Criminal Defense



In order for conduct to be a “theft”, a person must: (1) take possession of the property of another, (2) the taking must be without the owner’s consent; (3) the person must move the property any distance, and keep it for any period of time, and (4) the person must have intended, when they took possession of the property, to either permanently deprive the owner of the property, or deprive them of them the property for enough time as to diminish the owner’s value or enjoyment of the property.


In California, theft of $950 or less is Petty Theft, and theft of $951 or more is Grand Theft. Theft obtained by deception and false representations is Theft by Trick, and in some instances Theft by False Pretense. Theft by a person entrusted with the owner’s property is Embezzlement, and theft committed by force, or threat of force, is Robbery.

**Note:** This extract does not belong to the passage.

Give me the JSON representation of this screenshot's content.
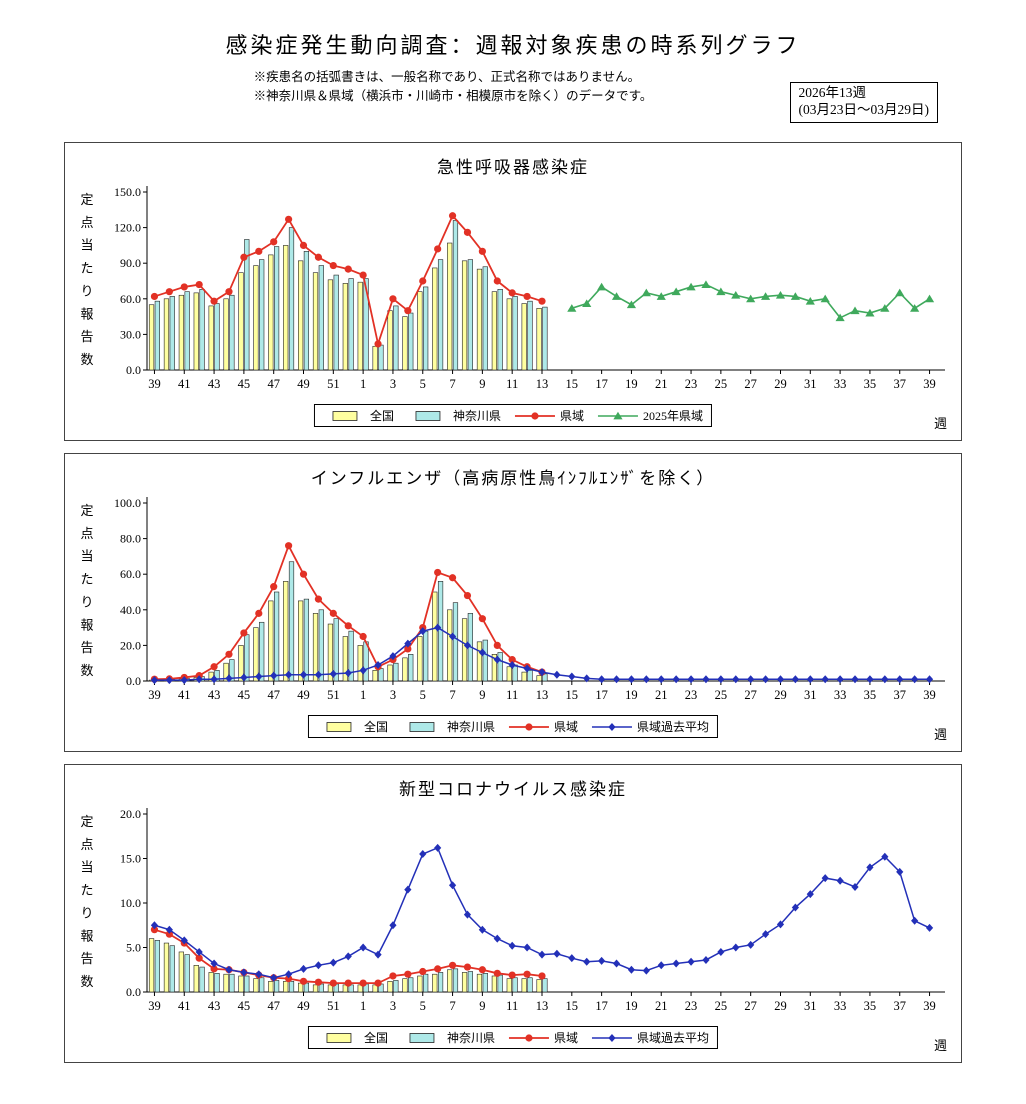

Obtaining, purchasing, or hiding property one knows to be wrongfully taken is Receiving Stolen Property. Burglary is actually not a crime of theft; Burglary is merely entering a building with the intention of committing a crime inside; any crime.


Woman arrested for theft with handcuffed hands at the back.

Petty Theft can be punished with up to 6 months in jail and a $1,000 fine. However, Petty Theft can be punished as a felony with up to 3 years in prison if the person has certain prior criminal convictions. Grand Theft can be charged as a misdemeanor or felony, with punishment of up to 3 years in prison and a $10,000 fine. Theft by Trick, False Pretense, Embezzlement, and Receiving Stolen Property are all punished in accordance with the above principles depending on whether the value of the property is more or less than $950. Robbery is punishable with up to nine years in prison. Burglary can be misdemeanor or a felony, and can be punished with up to 6 years in prison.


There are many defenses to theft. If the accused sincerely believed the property belonged to them it is not a theft (claim of ownership). If they truly just forgot to pay for the items it’s not a theft (lack of intent). If they had the owner’s permission to use the property in the manner that they did it’s not a theft (consent). If police simply have the wrong guy it’s not your theft (misidentification). Police violation of search and seizure laws could result in a dismissal of a theft case (pre-trial defenses). This list is not exhaustive of all the defenses that exist to theft.

Although not actually a defense, many thefts which are first offenses can receive something from the court called “Diversion”. Diversion is essentially when you ask the court for one chance to prove you deserve a dismissal of your case. The court may, but is not required to, grant Diversion. If the court permits Diversion, the court will tell the defendant what they must do and/or abstain from doing to successfully complete Diversion. If Diversion is completed, the court dismisses the case. If Diversion is failed, the Defendant can still have trial, plea bargain, or admit guilt.